As I've been caring for my Dad since my mother's death I've learned a few things about him, about me and about life. Here are a few of them:
Underneath all that dementia the essence of who he is is still there and actually enhanced.
In some ways I know him better than ever before. The dementia has freed up his emotions. He's just trying to figure out life and do it the best he can. It's admirable.
He's always the gentleman. Even in fits of frustration at what is happening to him he stops and lets me go first, wants to help me up the stairs, opens the car door and is concerned about me driving home in the dark.
He has this intense desire to be square with the Lord and be of service even in his worst times. It's who he is.
He prays with a passion and without reservation. It's been an honor and a blessing to hear his prayers especially when he prays for me.
He like to dress nice and look nice. That one has been a surprise. My parents never had spare change so new clothes weren't in the budget.

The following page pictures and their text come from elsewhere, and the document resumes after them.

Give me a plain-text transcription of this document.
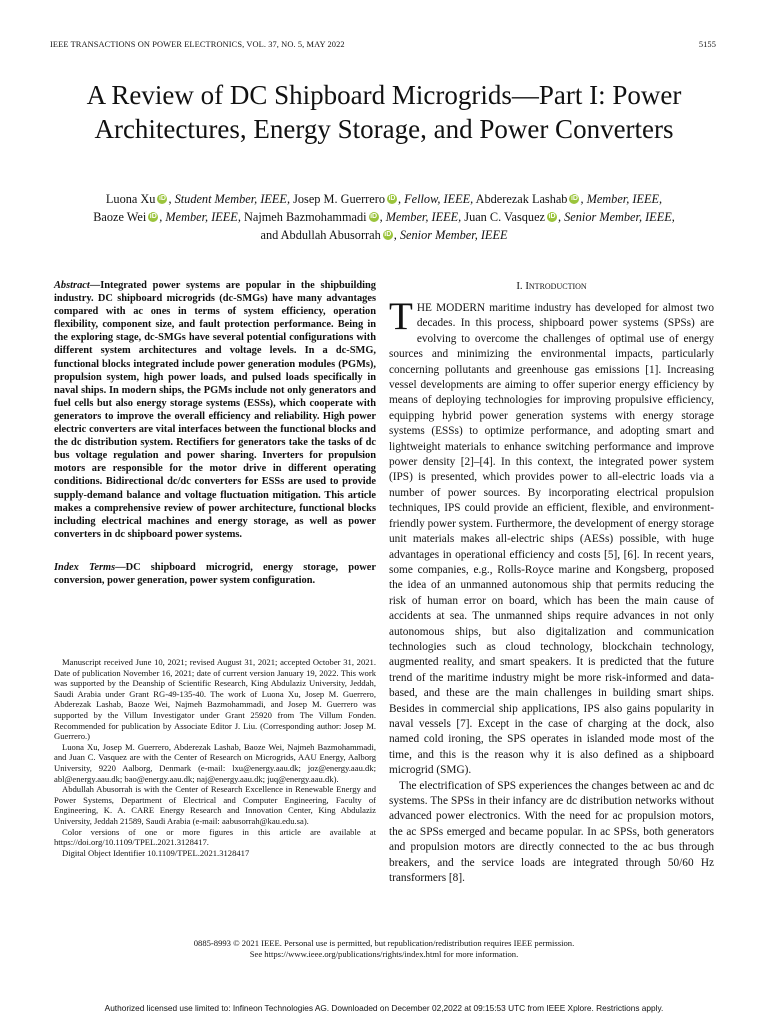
IEEE TRANSACTIONS ON POWER ELECTRONICS, VOL. 37, NO. 5, MAY 2022	5155
A Review of DC Shipboard Microgrids—Part I: Power Architectures, Energy Storage, and Power Converters
Luona Xu iD , Student Member, IEEE, Josep M. Guerrero iD , Fellow, IEEE, Abderezak Lashab iD , Member, IEEE,
Baoze Wei iD , Member, IEEE, Najmeh Bazmohammadi iD , Member, IEEE, Juan C. Vasquez iD , Senior Member, IEEE,
and Abdullah Abusorrah iD , Senior Member, IEEE
Abstract—Integrated power systems are popular in the shipbuilding industry. DC shipboard microgrids (dc-SMGs) have many advantages compared with ac ones in terms of system efficiency, operation flexibility, component size, and fault protection performance. Being in the exploring stage, dc-SMGs have several potential configurations with different system architectures and voltage levels. In a dc-SMG, functional blocks integrated include power generation modules (PGMs), propulsion system, high power loads, and pulsed loads specifically in naval ships. In modern ships, the PGMs include not only generators and fuel cells but also energy storage systems (ESSs), which cooperate with generators to improve the overall efficiency and reliability. High power electric converters are vital interfaces between the functional blocks and the dc distribution system. Rectifiers for generators take the tasks of dc bus voltage regulation and power sharing. Inverters for propulsion motors are responsible for the motor drive in different operating conditions. Bidirectional dc/dc converters for ESSs are used to provide supply-demand balance and voltage fluctuation mitigation. This article makes a comprehensive review of power architecture, functional blocks including electrical machines and energy storage, as well as power converters in dc shipboard power systems.
Index Terms—DC shipboard microgrid, energy storage, power conversion, power generation, power system configuration.

Manuscript received June 10, 2021; revised August 31, 2021; accepted October 31, 2021. Date of publication November 16, 2021; date of current version January 19, 2022. This work was supported by the Deanship of Scientific Research, King Abdulaziz University, Jeddah, Saudi Arabia under Grant RG-49-135-40. The work of Luona Xu, Josep M. Guerrero, Abderezak Lashab, Baoze Wei, Najmeh Bazmohammadi, and Josep M. Guerrero was supported by the Villum Investigator under Grant 25920 from The Villum Fonden. Recommended for publication by Associate Editor J. Liu. (Corresponding author: Josep M. Guerrero.)

Luona Xu, Josep M. Guerrero, Abderezak Lashab, Baoze Wei, Najmeh Bazmohammadi, and Juan C. Vasquez are with the Center of Research on Microgrids, AAU Energy, Aalborg University, 9220 Aalborg, Denmark (e-mail: lxu@energy.aau.dk; joz@energy.aau.dk; abl@energy.aau.dk; bao@energy.aau.dk; naj@energy.aau.dk; juq@energy.aau.dk).

Abdullah Abusorrah is with the Center of Research Excellence in Renewable Energy and Power Systems, Department of Electrical and Computer Engineering, Faculty of Engineering, K. A. CARE Energy Research and Innovation Center, King Abdulaziz University, Jeddah 21589, Saudi Arabia (e-mail: aabusorrah@kau.edu.sa).

Color versions of one or more figures in this article are available at https://doi.org/10.1109/TPEL.2021.3128417.

Digital Object Identifier 10.1109/TPEL.2021.3128417

I. Introduction

THE MODERN maritime industry has developed for almost two decades. In this process, shipboard power systems (SPSs) are evolving to overcome the challenges of optimal use of energy sources and minimizing the environmental impacts, particularly concerning pollutants and greenhouse gas emissions [1]. Increasing vessel developments are aiming to offer superior energy efficiency by means of deploying technologies for improving propulsive efficiency, equipping hybrid power generation systems with energy storage systems (ESSs) to optimize performance, and adopting smart and lightweight materials to enhance switching performance and improve power density [2]–[4]. In this context, the integrated power system (IPS) is presented, which provides power to all-electric loads via a number of power sources. By incorporating electrical propulsion techniques, IPS could provide an efficient, flexible, and environment-friendly power system. Furthermore, the development of energy storage unit materials makes all-electric ships (AESs) possible, with huge advantages in operational efficiency and costs [5], [6]. In recent years, some companies, e.g., Rolls-Royce marine and Kongsberg, proposed the idea of an unmanned autonomous ship that permits reducing the risk of human error on board, which has been the main cause of accidents at sea. The unmanned ships require advances in not only autonomous ships, but also digitalization and communication technologies such as cloud technology, blockchain technology, augmented reality, and smart speakers. It is predicted that the future trend of the maritime industry might be more risk-informed and data-based, and these are the main challenges in building smart ships. Besides in commercial ship applications, IPS also gains popularity in naval vessels [7]. Except in the case of charging at the dock, also named cold ironing, the SPS operates in islanded mode most of the time, and this is the reason why it is also defined as a shipboard microgrid (SMG).

The electrification of SPS experiences the changes between ac and dc systems. The SPSs in their infancy are dc distribution networks without advanced power electronics. With the need for ac propulsion motors, the ac SPSs emerged and became popular. In ac SPSs, both generators and propulsion motors are directly connected to the ac bus through breakers, and the service loads are integrated through 50/60 Hz transformers [8].

0885-8993 © 2021 IEEE. Personal use is permitted, but republication/redistribution requires IEEE permission.
See https://www.ieee.org/publications/rights/index.html for more information.
Authorized licensed use limited to: Infineon Technologies AG. Downloaded on December 02,2022 at 09:15:53 UTC from IEEE Xplore. Restrictions apply.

He has a quick wit, sharp sense of humor and a ready laugh.
My Dad is neat and orderly. That one also blew by me as a child.
He loves his family.
He loves my mother and misses her terribly. Though some times he forgets who he is and that he was married, when his memory is functioning he talks highly of her in every way. "I loved that woman!" he told me passionately through tears, his voice breaking, the other day as we were driving somewhere.
He's always saying "Thank you." When I tuck him into bed he usually says, "Thank you for what you are doing for me." I think he really does get it. When I hug him he often says, "Love you."
He wants to be busy and productive. No napping. No lounging around. He's frustrated by inactivity. He knows the difference when I give him something of worth to do and when we are just passing the time. He keeps me on my toes.
If I focus on making remaining life good for my Dad I am strengthened and I am able to do all that is needful. If I focus on myself and the things I can't do because I am caring for my Dad I begin to sink.
I've learned to speak "dementiaese." When no one else gets what my Dad is trying to say because it doesn't make sense, I understand where he is trying to go with his thoughts and what he is about. And it all makes perfect sense.
You can't fool him. If you try, he figures you out rather quickly. And, it ticks him off! Honesty is the best policy all the way around.
All people, including the "triple elderly" as my mother use to say, deserve to be treated with dignity and given the time of day. They notice when someone passes by them or treats them like they aren't there because they can't hear or express themselves articulately.
My Dad doesn't like to be laughed at or made fun of nor does he make fun of or laugh at others.
I've seen my Dad cry more these past two months than in my entire 56 years all put together.
Old age and the suffering it brings is the last great test of life - and if we choose to participate in care-giving we receive more in growth than we give.